En échange d'un engagement à réformer l'Etat, il est prêt à laisser un francophone devenir Premier ministre pour la première fois depuis 36 ans. Il pourrait s'agir du chef du PS wallon, Elio di Rupo. Les principaux partis francophones sont désormais d'accord pour cette réforme, même s'ils rejettent le système confédéral.

La N-VA pourrait aussi s'appuyer sur les autres partis flamands. Certains, comme le parti d'extrême droite Vlaams Belang ou la Lijst Dedecker, sont ouvertement séparatistes.

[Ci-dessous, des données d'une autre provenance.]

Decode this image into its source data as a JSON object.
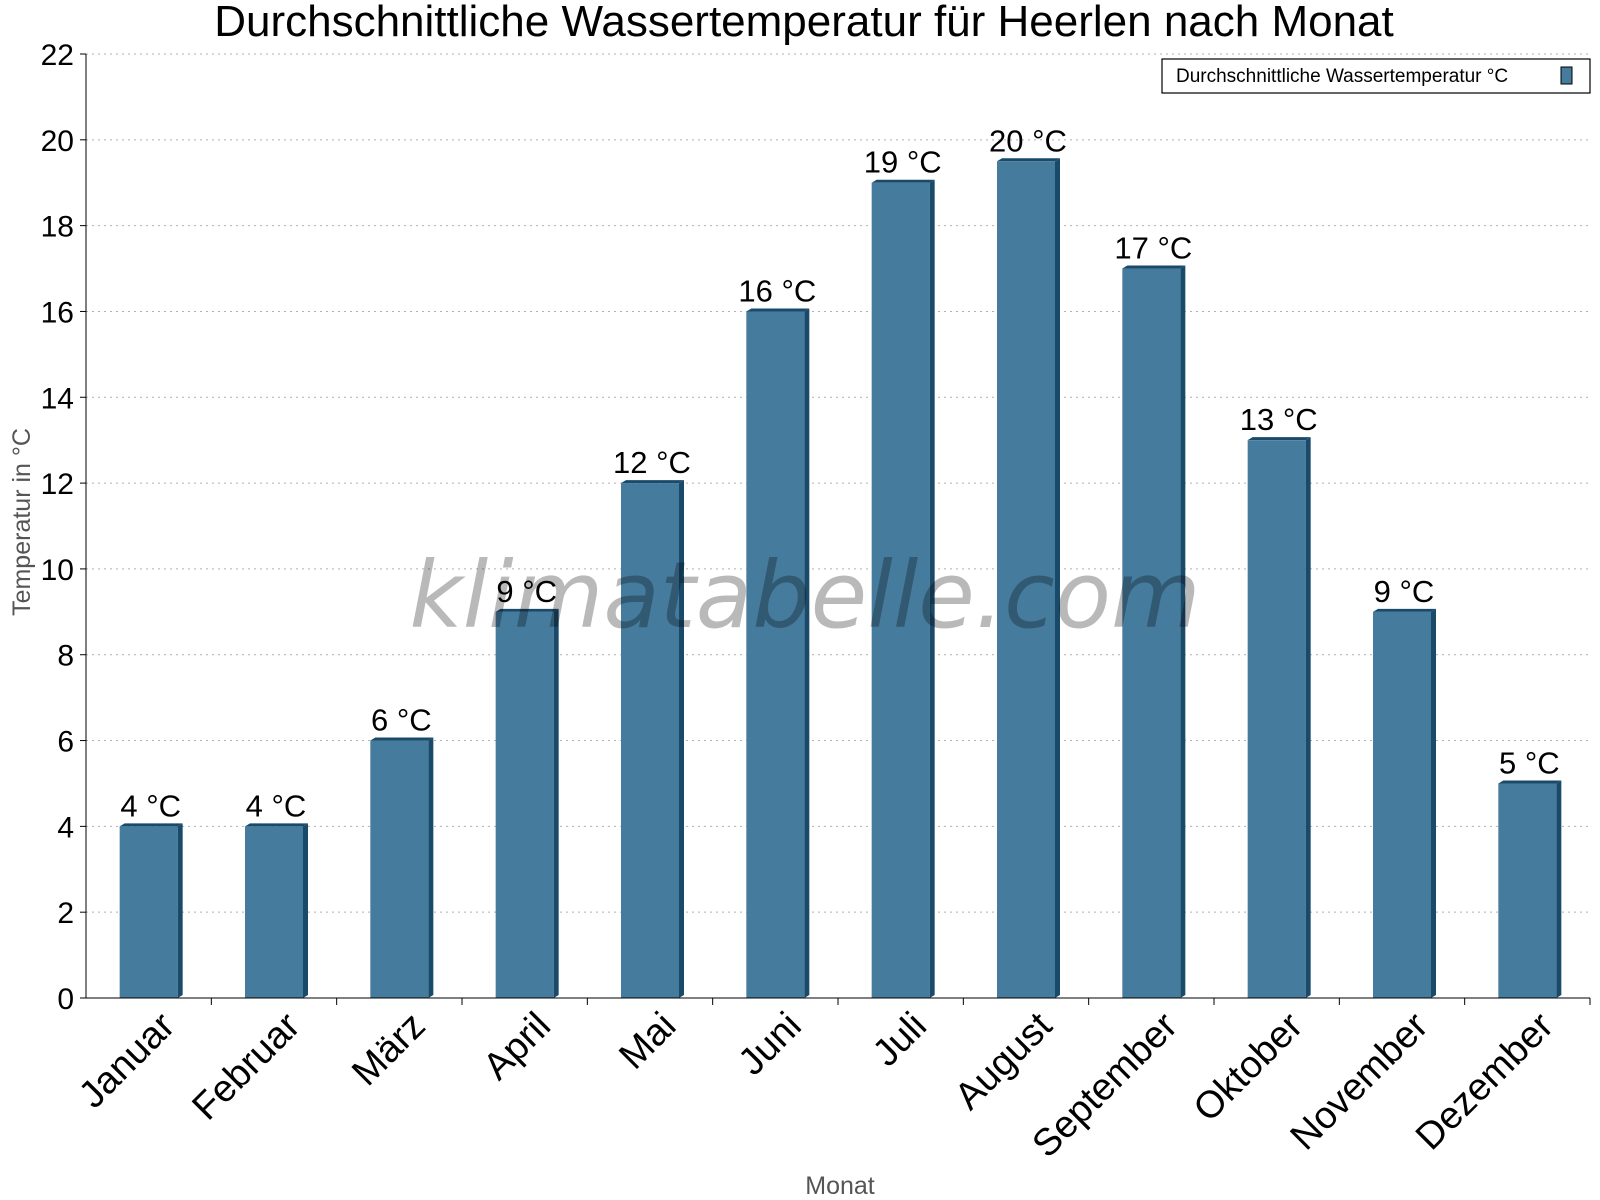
{
  "chart_data": {
    "type": "bar",
    "title": "Durchschnittliche Wassertemperatur für Heerlen nach Monat",
    "xlabel": "Monat",
    "ylabel": "Temperatur in °C",
    "categories": [
      "Januar",
      "Februar",
      "März",
      "April",
      "Mai",
      "Juni",
      "Juli",
      "August",
      "September",
      "Oktober",
      "November",
      "Dezember"
    ],
    "series": [
      {
        "name": "Durchschnittliche Wassertemperatur °C",
        "values": [
          4,
          4,
          6,
          9,
          12,
          16,
          19,
          19.5,
          17,
          13,
          9,
          5
        ],
        "labels": [
          "4 °C",
          "4 °C",
          "6 °C",
          "9 °C",
          "12 °C",
          "16 °C",
          "19 °C",
          "20 °C",
          "17 °C",
          "13 °C",
          "9 °C",
          "5 °C"
        ],
        "color": "#457b9d"
      }
    ],
    "ylim": [
      0,
      22
    ],
    "yticks": [
      0,
      2,
      4,
      6,
      8,
      10,
      12,
      14,
      16,
      18,
      20,
      22
    ],
    "grid": true,
    "legend_position": "top-right",
    "watermark": "klimatabelle.com"
  }
}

D'autres, comme les démocrates-chrétiens du CD&V ou les libéraux de l'Open VLD, sont favorables à un pouvoir accru des régions, sans pour autant aller jusqu'à l'indépendance.

Le statu quo

Ce scénario semble improbable compte tenu du raz-de-marée électoral pour les séparatistes.

Certains partis francophones, peu enthousiastes à l'idée de cohabiter avec la N-VA au sein d'un gouvernement fédéral, pourraient être tentés de reconduire la coalition actuelle composée du CD&V, de l'Open VLD, du PS wallon, du Mouvement réformateur (libéraux wallons) et du CdH (centristes wallons). Un tel gouvernement aurait l'avantage de pouvoir être formé plus rapidement, mais l'immobilisme qui a caractérisé cette coalition en a aussi montré les limites.

De longues négociations

L'actuel Premier ministre, Yves Leterme, qui gère les affaires courantes depuis sa démission le 22 avril, avait eu besoin de neuf mois pour former un gouvernement en 2007 et 2008.

Une répétition de ce scénario aurait des conséquences politiques et économiques plus graves cette fois, alors que la zone euro est au milieu d'une crise historique et que la Belgique doit assumer la présidence tournante de l'Union européenne le 1er juillet. Mais le Premier ministre belge aurait cependant déclaré il y a quelques jours à José Manuel Barroso qu'il envisageait de demeurer à son poste jusqu'à la fin de la présidence belge le 31 décembre, selon des sources communautaires.